Before leaving town, I headed out to the nuclear electricity plant complex. The first two reactors are cooled with lake water and look like generic factories. The third and last was built with a characteristic cooling tower because people were concerned about heat build-up in the bay.
A nice Energy Center explains the wonders of the reactors, how safe nuclear energy is, and how one eighth of New York State's power is generated here. Three Mile Island isn't mentioned in the exhibits.
I left Oswego at 3 pm and threaded my way around the east shore of
Lake Ontario and then east into the Adirondacks to Saranac Lake. The
Adirondacks that you can see from the road have a much more settled
look than the White Mountains. There are large areas of
near-wilderness, but one has to get far off the main roads to see
them. Still the foliage was marvelous.
Saturday, October 1
Driving back to Boston through the Adirondacks and southern Vermont in foliage season may not be heaven, but as a homecoming technique it sure beats driving up the Jersey Turnpike in the rain after having all of one's posessions stolen in Filthadelphia (see Travels with Samantha, Chapter XVII).

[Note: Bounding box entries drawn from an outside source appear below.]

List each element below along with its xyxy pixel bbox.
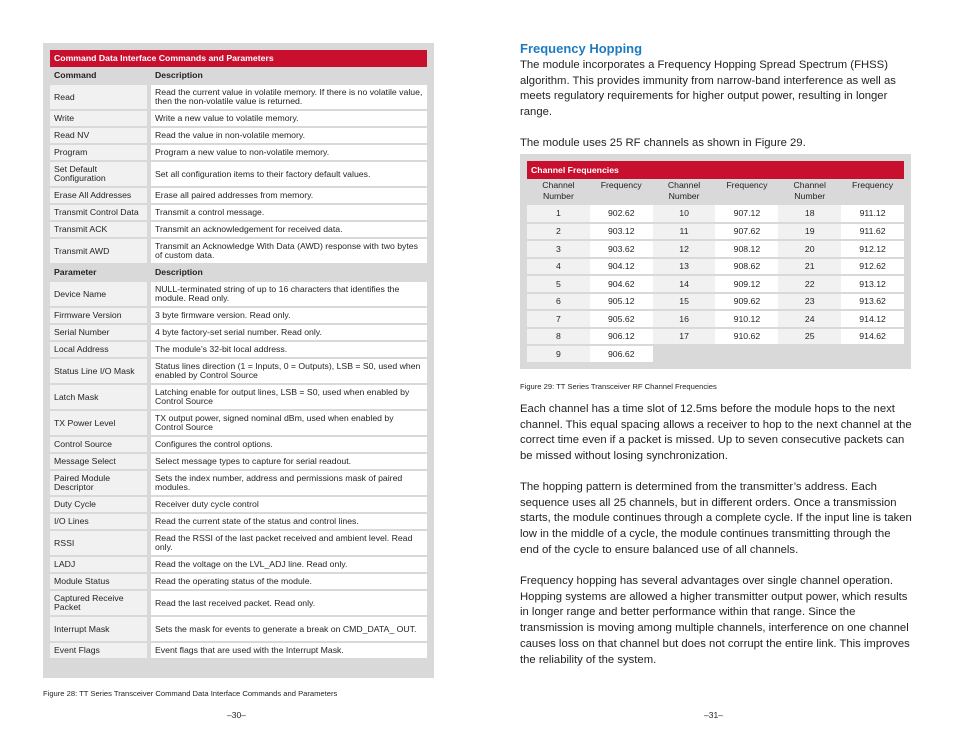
item-description-cell: Sets the mask for events to generate a break on CMD_DATA_ OUT. [149, 616, 427, 642]
table-header-row [50, 264, 427, 281]
table-row [50, 470, 427, 496]
channel-number-cell: 24 [778, 310, 841, 328]
channel-number-cell: 9 [527, 345, 590, 363]
table-row [50, 530, 427, 556]
table-row [50, 324, 427, 341]
frequency-cell: 904.12 [590, 258, 653, 276]
frequency-cell: 907.12 [715, 205, 778, 223]
table-header-row [50, 67, 427, 84]
table-row [50, 616, 427, 642]
frequency-cell: 908.12 [715, 240, 778, 258]
item-description-cell: Select message types to capture for serial readout. [149, 453, 427, 470]
item-name-cell: Transmit Control Data [50, 204, 149, 221]
channel-number-cell: 5 [527, 275, 590, 293]
channel-table-panel [520, 154, 911, 369]
frequency-cell: 914.12 [841, 310, 904, 328]
table-row [50, 307, 427, 324]
frequency-cell: 910.12 [715, 310, 778, 328]
item-name-cell: Write [50, 110, 149, 127]
channel-number-cell: 14 [653, 275, 716, 293]
item-description-cell: Read the last received packet. Read only. [149, 590, 427, 616]
channel-number-cell: 23 [778, 293, 841, 311]
item-name-cell: Paired Module Descriptor [50, 470, 149, 496]
table-row [50, 642, 427, 659]
table-row [50, 144, 427, 161]
item-description-cell: The module’s 32-bit local address. [149, 341, 427, 358]
frequency-cell: 902.62 [590, 205, 653, 223]
channel-number-cell: 19 [778, 223, 841, 241]
table-row [50, 110, 427, 127]
item-description-cell: Read the voltage on the LVL_ADJ line. Read only. [149, 556, 427, 573]
frequency-cell: 909.12 [715, 275, 778, 293]
item-description-cell: Event flags that are used with the Interrupt Mask. [149, 642, 427, 659]
channel-number-cell: 10 [653, 205, 716, 223]
channel-number-cell: 20 [778, 240, 841, 258]
frequency-cell: 908.62 [715, 258, 778, 276]
item-description-cell: Receiver duty cycle control [149, 496, 427, 513]
table-row [50, 161, 427, 187]
table-row [527, 345, 904, 363]
item-name-cell: Module Status [50, 573, 149, 590]
channel-number-cell: 16 [653, 310, 716, 328]
channel-number-cell: 11 [653, 223, 716, 241]
channel-number-cell: 2 [527, 223, 590, 241]
frequency-cell: 903.12 [590, 223, 653, 241]
frequency-cell: 903.62 [590, 240, 653, 258]
channel-number-cell: 22 [778, 275, 841, 293]
item-description-cell: Read the value in non-volatile memory. [149, 127, 427, 144]
channel-number-cell: 21 [778, 258, 841, 276]
item-description-cell: Sets the index number, address and permissions mask of paired modules. [149, 470, 427, 496]
channel-table [527, 179, 904, 364]
page-number-right: –31– [704, 710, 723, 720]
paragraph-advantages: Frequency hopping has several advantages over single channel operation. Hopping systems are allowed a higher transmitter output power, which results in longer range and better performance within that range. Since the transmission is moving among multiple channels, interference on one channel causes loss on that channel but does not corrupt the entire link. This improves the reliability of the system. [520, 575, 910, 666]
item-name-cell: Erase All Addresses [50, 187, 149, 204]
table-row [50, 453, 427, 470]
item-description-cell: Transmit an acknowledgement for received data. [149, 221, 427, 238]
channel-table-header-cell: Frequency [590, 179, 653, 205]
table-row [50, 573, 427, 590]
table-row [527, 258, 904, 276]
channel-number-cell: 8 [527, 328, 590, 346]
channel-number-cell: 6 [527, 293, 590, 311]
paragraph-hopping-pattern: The hopping pattern is determined from the transmitter’s address. Each sequence uses all 25 channels, but in different orders. Once a transmission starts, the module continues through a complete cycle. If the input line is taken low in the middle of a cycle, the module continues transmitting through the end of the cycle to ensure balanced use of all channels. [520, 481, 912, 556]
item-name-cell: Device Name [50, 281, 149, 307]
channel-number-cell: 7 [527, 310, 590, 328]
frequency-cell: 906.12 [590, 328, 653, 346]
item-description-cell: Read the current state of the status and control lines. [149, 513, 427, 530]
table-row [50, 281, 427, 307]
channel-number-cell: 15 [653, 293, 716, 311]
channel-number-cell: 12 [653, 240, 716, 258]
table-row [527, 293, 904, 311]
frequency-cell: 912.62 [841, 258, 904, 276]
table-row [50, 238, 427, 264]
item-description-cell: NULL-terminated string of up to 16 characters that identifies the module. Read only. [149, 281, 427, 307]
table-row [50, 556, 427, 573]
table-row [50, 496, 427, 513]
item-name-cell: Local Address [50, 341, 149, 358]
frequency-cell: 911.62 [841, 223, 904, 241]
table-row [527, 223, 904, 241]
table-header-cell: Command [50, 67, 149, 84]
table-row [50, 204, 427, 221]
frequency-cell: 905.12 [590, 293, 653, 311]
table-row [527, 328, 904, 346]
item-description-cell: Write a new value to volatile memory. [149, 110, 427, 127]
table-row [50, 127, 427, 144]
page-number-left: –30– [227, 710, 246, 720]
table-row [527, 205, 904, 223]
item-description-cell: Status lines direction (1 = Inputs, 0 = Outputs), LSB = S0, used when enabled by Control Source [149, 358, 427, 384]
channel-table-header-cell: Frequency [715, 179, 778, 205]
section-heading: Frequency Hopping [520, 41, 643, 56]
table-row [50, 384, 427, 410]
table-row [50, 410, 427, 436]
item-description-cell: Transmit a control message. [149, 204, 427, 221]
table-header-cell: Description [149, 67, 427, 84]
table-header-cell: Description [149, 264, 427, 281]
figure-28-caption: Figure 28: TT Series Transceiver Command Data Interface Commands and Parameters [43, 689, 338, 698]
item-description-cell: Program a new value to non-volatile memory. [149, 144, 427, 161]
frequency-cell: 906.62 [590, 345, 653, 363]
frequency-cell: 907.62 [715, 223, 778, 241]
paragraph-time-slot: Each channel has a time slot of 12.5ms before the module hops to the next channel. This equal spacing allows a receiver to hop to the next channel at the correct time even if a packet is missed. Up to seven consecutive packets can be missed without losing synchronization. [520, 403, 912, 463]
frequency-cell: 909.62 [715, 293, 778, 311]
item-description-cell: Transmit an Acknowledge With Data (AWD) response with two bytes of custom data. [149, 238, 427, 264]
channel-number-cell: 13 [653, 258, 716, 276]
frequency-cell: 913.12 [841, 275, 904, 293]
frequency-cell: 904.62 [590, 275, 653, 293]
item-description-cell: Read the RSSI of the last packet received and ambient level. Read only. [149, 530, 427, 556]
table-header-cell: Parameter [50, 264, 149, 281]
item-description-cell: Read the operating status of the module. [149, 573, 427, 590]
table-row [50, 341, 427, 358]
frequency-cell [841, 345, 904, 363]
channel-number-cell: 4 [527, 258, 590, 276]
frequency-cell: 905.62 [590, 310, 653, 328]
frequency-cell: 912.12 [841, 240, 904, 258]
item-name-cell: Transmit AWD [50, 238, 149, 264]
table-row [50, 84, 427, 110]
item-description-cell: Configures the control options. [149, 436, 427, 453]
frequency-cell [715, 345, 778, 363]
channel-table-header-cell: Channel Number [778, 179, 841, 205]
item-name-cell: Latch Mask [50, 384, 149, 410]
item-description-cell: Erase all paired addresses from memory. [149, 187, 427, 204]
channel-table-header-cell: Frequency [841, 179, 904, 205]
item-name-cell: RSSI [50, 530, 149, 556]
item-name-cell: Status Line I/O Mask [50, 358, 149, 384]
paragraph-intro: The module incorporates a Frequency Hopping Spread Spectrum (FHSS) algorithm. This provides immunity from narrow-band interference as well as meets regulatory requirements for higher output power, resulting in longer range. [520, 59, 896, 119]
channel-number-cell: 25 [778, 328, 841, 346]
channel-table-header-cell: Channel Number [653, 179, 716, 205]
channel-number-cell: 1 [527, 205, 590, 223]
channel-number-cell: 18 [778, 205, 841, 223]
item-description-cell: Read the current value in volatile memory. If there is no volatile value, then the non-volatile value is returned. [149, 84, 427, 110]
table-row [50, 221, 427, 238]
table-row [50, 358, 427, 384]
channel-number-cell [778, 345, 841, 363]
item-name-cell: Control Source [50, 436, 149, 453]
item-name-cell: Transmit ACK [50, 221, 149, 238]
item-name-cell: Program [50, 144, 149, 161]
item-name-cell: Captured Receive Packet [50, 590, 149, 616]
frequency-cell: 910.62 [715, 328, 778, 346]
item-name-cell: Interrupt Mask [50, 616, 149, 642]
table-row [527, 240, 904, 258]
item-name-cell: Read [50, 84, 149, 110]
table-row [50, 436, 427, 453]
table-row [50, 187, 427, 204]
item-description-cell: TX output power, signed nominal dBm, used when enabled by Control Source [149, 410, 427, 436]
channel-table-header-cell: Channel Number [527, 179, 590, 205]
channel-number-cell: 3 [527, 240, 590, 258]
command-table [50, 67, 427, 660]
item-name-cell: Firmware Version [50, 307, 149, 324]
item-description-cell: 3 byte firmware version. Read only. [149, 307, 427, 324]
frequency-cell: 914.62 [841, 328, 904, 346]
item-name-cell: Read NV [50, 127, 149, 144]
table-row [527, 275, 904, 293]
item-name-cell: Serial Number [50, 324, 149, 341]
table-row [50, 513, 427, 530]
item-name-cell: TX Power Level [50, 410, 149, 436]
command-table-title: Command Data Interface Commands and Parameters [50, 50, 427, 67]
table-row [527, 310, 904, 328]
item-name-cell: Set Default Configuration [50, 161, 149, 187]
item-name-cell: Duty Cycle [50, 496, 149, 513]
command-table-panel [43, 43, 434, 678]
item-description-cell: 4 byte factory-set serial number. Read only. [149, 324, 427, 341]
frequency-cell: 911.12 [841, 205, 904, 223]
frequency-cell: 913.62 [841, 293, 904, 311]
item-name-cell: Event Flags [50, 642, 149, 659]
figure-29-caption: Figure 29: TT Series Transceiver RF Channel Frequencies [520, 382, 717, 391]
table-row [50, 590, 427, 616]
channel-number-cell: 17 [653, 328, 716, 346]
item-name-cell: Message Select [50, 453, 149, 470]
paragraph-channels: The module uses 25 RF channels as shown in Figure 29. [520, 137, 806, 149]
item-description-cell: Set all configuration items to their factory default values. [149, 161, 427, 187]
channel-number-cell [653, 345, 716, 363]
item-description-cell: Latching enable for output lines, LSB = S0, used when enabled by Control Source [149, 384, 427, 410]
item-name-cell: LADJ [50, 556, 149, 573]
item-name-cell: I/O Lines [50, 513, 149, 530]
channel-table-title: Channel Frequencies [527, 161, 904, 179]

The Adirondacks began to grow on me on Route 73 southeast of Lake Placid. This was the highest and wildest part of the part so far, under a blue sky with wispy clouds. At Ft. Ticonderoga, I took a ferry across Lake Champlain then continued on 73 to 100, the spine of the Green Mountains. After photographing Moss Glen Falls and Texas Falls, I stopped for an excellent lunch at the Rochester Cafe in Rochester. Despite some very interesting conversations with Vermonters who'd given up the city because they didn't like the pace and the imposed value system in which things not done to earn a buck are considered a waste, I regretted stopping. My leisurely lunch caused me to arrive in Quechee 15 minutes after the last launch of the day in the Quechee Balloon Festival, which I had completely forgotten about.
I wish I could say that something really interesting happened in the last moments of the trip but I-89 and I-93 down to Boston in the dark are not the places for epiphanies.